Configure a route (192.168.250.0/24) on our machine to enable routing from our host to the Docker environment

$ sudo ip route add 192.168.250.0/24 dev br-53ce6d3e9cb9 src 172.18.0.1

$ ip route
default via 192.168.1.1 dev wlp2s0 proto dhcp src 192.168.1.63 metric 600 
169.254.0.0/16 dev wlp2s0 scope link metric 1000 
172.17.0.0/16 dev docker0 proto kernel scope link src 172.17.0.1 linkdown 
172.18.0.0/16 dev br-53ce6d3e9cb9 proto kernel scope link src 172.18.0.1 
192.168.1.0/24 dev wlp2s0 proto kernel scope link src 192.168.1.63 metric 600 
192.168.250.0/24 dev br-53ce6d3e9cb9 scope link src 172.18.0.1

Verify that the announcement is being successfully received

$ ip neigh | grep 172.18
172.18.0.4 dev br-53ce6d3e9cb9 lladdr 02:42:ac:12:00:04 STALE
172.18.0.2 dev br-53ce6d3e9cb9 lladdr 02:42:ac:12:00:02 STALE
172.18.250.1 dev br-53ce6d3e9cb9 lladdr 02:42:ac:12:00:04 REACHABLE
172.18.0.3 dev br-53ce6d3e9cb9 lladdr 02:42:ac:12:00:03 STALE

If you have opted for Docker’s default addressing plan or have correctly configured L2 announcements, you can proceed here.

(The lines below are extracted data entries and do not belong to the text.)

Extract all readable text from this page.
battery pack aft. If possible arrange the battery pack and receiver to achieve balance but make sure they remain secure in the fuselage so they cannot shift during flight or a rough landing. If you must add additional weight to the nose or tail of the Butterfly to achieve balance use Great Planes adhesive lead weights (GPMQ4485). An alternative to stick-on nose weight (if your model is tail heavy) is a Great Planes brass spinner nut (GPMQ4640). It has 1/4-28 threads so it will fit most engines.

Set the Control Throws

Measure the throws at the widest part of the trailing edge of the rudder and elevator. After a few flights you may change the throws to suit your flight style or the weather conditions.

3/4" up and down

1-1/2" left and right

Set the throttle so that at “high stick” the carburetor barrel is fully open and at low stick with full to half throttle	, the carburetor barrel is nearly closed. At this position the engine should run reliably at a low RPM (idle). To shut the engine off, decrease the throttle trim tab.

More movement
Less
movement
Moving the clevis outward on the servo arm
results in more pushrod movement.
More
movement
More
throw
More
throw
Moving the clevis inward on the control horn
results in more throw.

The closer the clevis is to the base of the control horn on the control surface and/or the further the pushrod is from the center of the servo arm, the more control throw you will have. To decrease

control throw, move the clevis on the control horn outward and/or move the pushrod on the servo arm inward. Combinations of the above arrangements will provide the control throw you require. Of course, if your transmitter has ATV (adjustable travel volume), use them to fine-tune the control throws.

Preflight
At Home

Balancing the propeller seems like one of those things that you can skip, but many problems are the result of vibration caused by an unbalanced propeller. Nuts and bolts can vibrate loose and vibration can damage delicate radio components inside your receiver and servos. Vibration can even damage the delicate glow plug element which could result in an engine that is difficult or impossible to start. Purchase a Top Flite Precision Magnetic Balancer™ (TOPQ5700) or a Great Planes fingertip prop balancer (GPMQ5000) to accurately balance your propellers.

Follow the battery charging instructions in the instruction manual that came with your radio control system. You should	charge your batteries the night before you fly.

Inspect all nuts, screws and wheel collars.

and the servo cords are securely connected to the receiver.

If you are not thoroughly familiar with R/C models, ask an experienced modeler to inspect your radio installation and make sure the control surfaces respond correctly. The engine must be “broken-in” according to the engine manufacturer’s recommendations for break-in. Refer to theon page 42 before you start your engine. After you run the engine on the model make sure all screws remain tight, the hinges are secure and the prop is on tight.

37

XDP (Express Data Path) technology is a feature of the Linux kernel that enables ultra-fast processing of network packets directly at the network card driver level, before they are even passed to the kernel’s conventional network stack. This approach offers very high performance and minimal latency for packet processing.

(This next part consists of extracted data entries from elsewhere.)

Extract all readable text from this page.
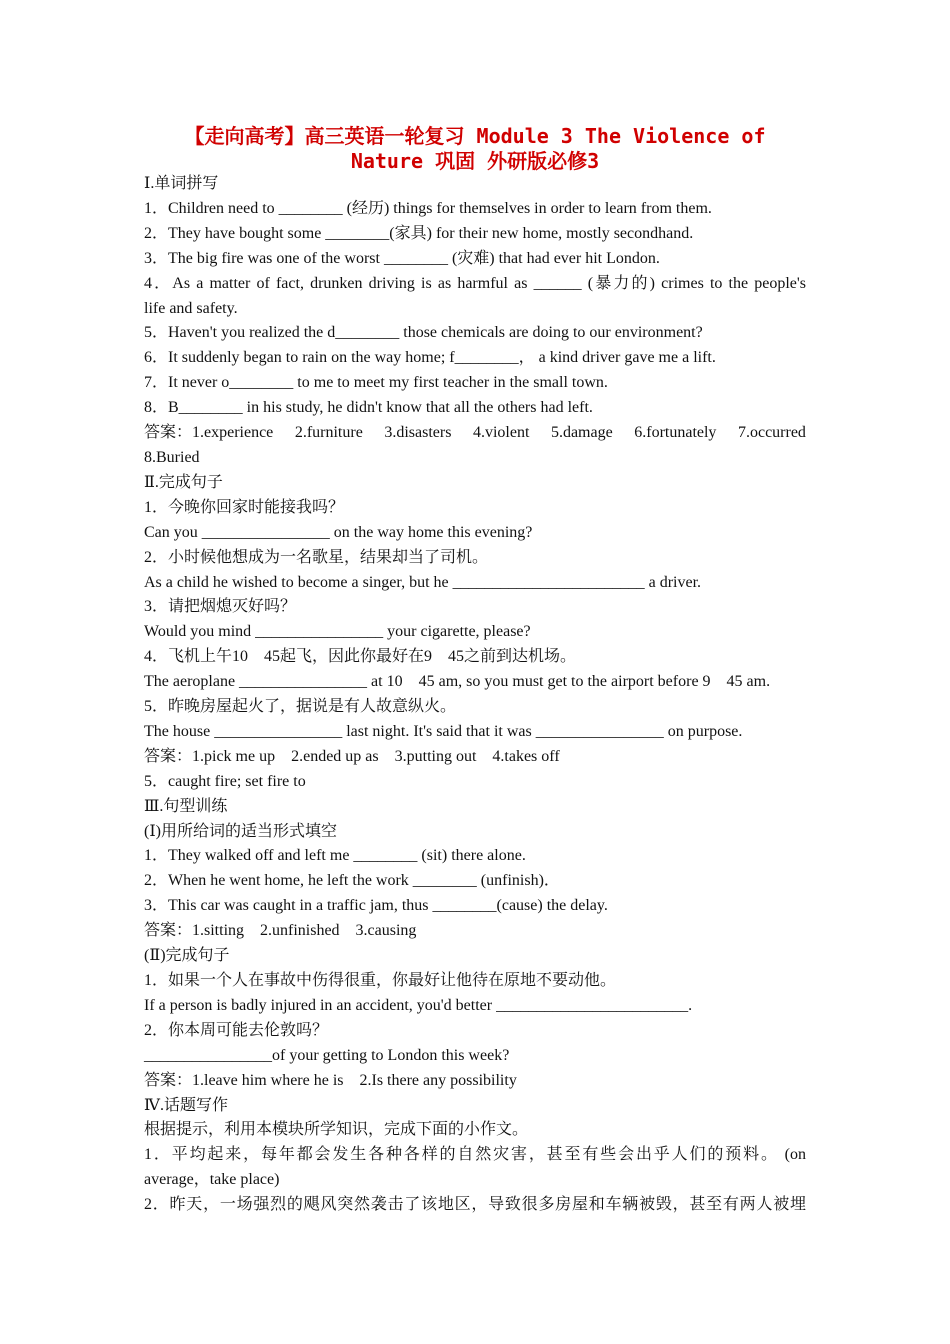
【走向高考】高三英语一轮复习 Module 3 The Violence of
Nature 巩固 外研版必修3
Ⅰ.单词拼写
1．Children need to ________ (经历) things for themselves in order to learn from them.
2．They have bought some ________(家具) for their new home, mostly secondhand.
3．The big fire was one of the worst ________ (灾难) that had ever hit London.
4．As a matter of fact, drunken driving is as harmful as ______ (暴力的) crimes to the people's
life and safety.
5．Haven't you realized the d________ those chemicals are doing to our environment?
6．It suddenly began to rain on the way home; f________， a kind driver gave me a lift.
7．It never o________ to me to meet my first teacher in the small town.
8．B________ in his study, he didn't know that all the others had left.
答案：1.experience 2.furniture 3.disasters 4.violent 5.damage 6.fortunately 7.occurred
8.Buried
Ⅱ.完成句子
1．今晚你回家时能接我吗？
Can you ________________ on the way home this evening?
2．小时候他想成为一名歌星，结果却当了司机。
As a child he wished to become a singer, but he ________________________ a driver.
3．请把烟熄灭好吗？
Would you mind ________________ your cigarette, please?
4．飞机上午10　45起飞，因此你最好在9　45之前到达机场。
The aeroplane ________________ at 10　45 am, so you must get to the airport before 9　45 am.
5．昨晚房屋起火了，据说是有人故意纵火。
The house ________________ last night. It's said that it was ________________ on purpose.
答案：1.pick me up　2.ended up as　3.putting out　4.takes off
5．caught fire; set fire to
Ⅲ.句型训练
(Ⅰ)用所给词的适当形式填空
1．They walked off and left me ________ (sit) there alone.
2．When he went home, he left the work ________ (unfinish)．
3．This car was caught in a traffic jam, thus ________(cause) the delay.
答案：1.sitting　2.unfinished　3.causing
(Ⅱ)完成句子
1．如果一个人在事故中伤得很重，你最好让他待在原地不要动他。
If a person is badly injured in an accident, you'd better ________________________.
2．你本周可能去伦敦吗？
________________of your getting to London this week?
答案：1.leave him where he is　2.Is there any possibility
Ⅳ.话题写作
根据提示，利用本模块所学知识，完成下面的小作文。
1．平均起来，每年都会发生各种各样的自然灾害，甚至有些会出乎人们的预料。 (on
average，take place)
2．昨天，一场强烈的飓风突然袭击了该地区，导致很多房屋和车辆被毁，甚至有两人被埋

Enabling XDP acceleration is simpler to set up (be mindful of prerequisites).

# cilium-medium.yaml
...

loadBalancer:
  acceleration: native
  mode: hybrid

Once again, it’s imperative to trigger the update of the Cilium agents.

$ helm upgrade -n kube-system cilium cilium/cilium -f cilium-medium.yaml
$ kubectl rollout -n kube-system restart daemonset cilium

This way, we can validate the configuration.

$ kubectl -n kube-system exec ds/cilium -- cilium-dbg status --verbose | grep XDP
  XDP Acceleration:       Native

$ docker exec -ti kind-worker bash
root@kind-worker:/# ip addr  | grep xdp
36: eth0@if37: <BROADCAST,MULTICAST,UP,LOWER_UP> mtu 1500 xdp/id:81834 qdisc noqueue state UP group default qlen 1000

In conclusion, implementing the configurations described in the preceding steps will optimize performance and network management in your Kubernetes environment by fully leveraging the advanced features offered by tools such as Cilium, eBPF, and XDP.

This approach offers very high performance and minimal latency for packet processing, making it an ideal solution for applications requiring intensive network processing (API management, IDS, and others).

However, administrators will need to acquire new skills, understand new concepts, or simply consider adopting solutions managed by cloud providers.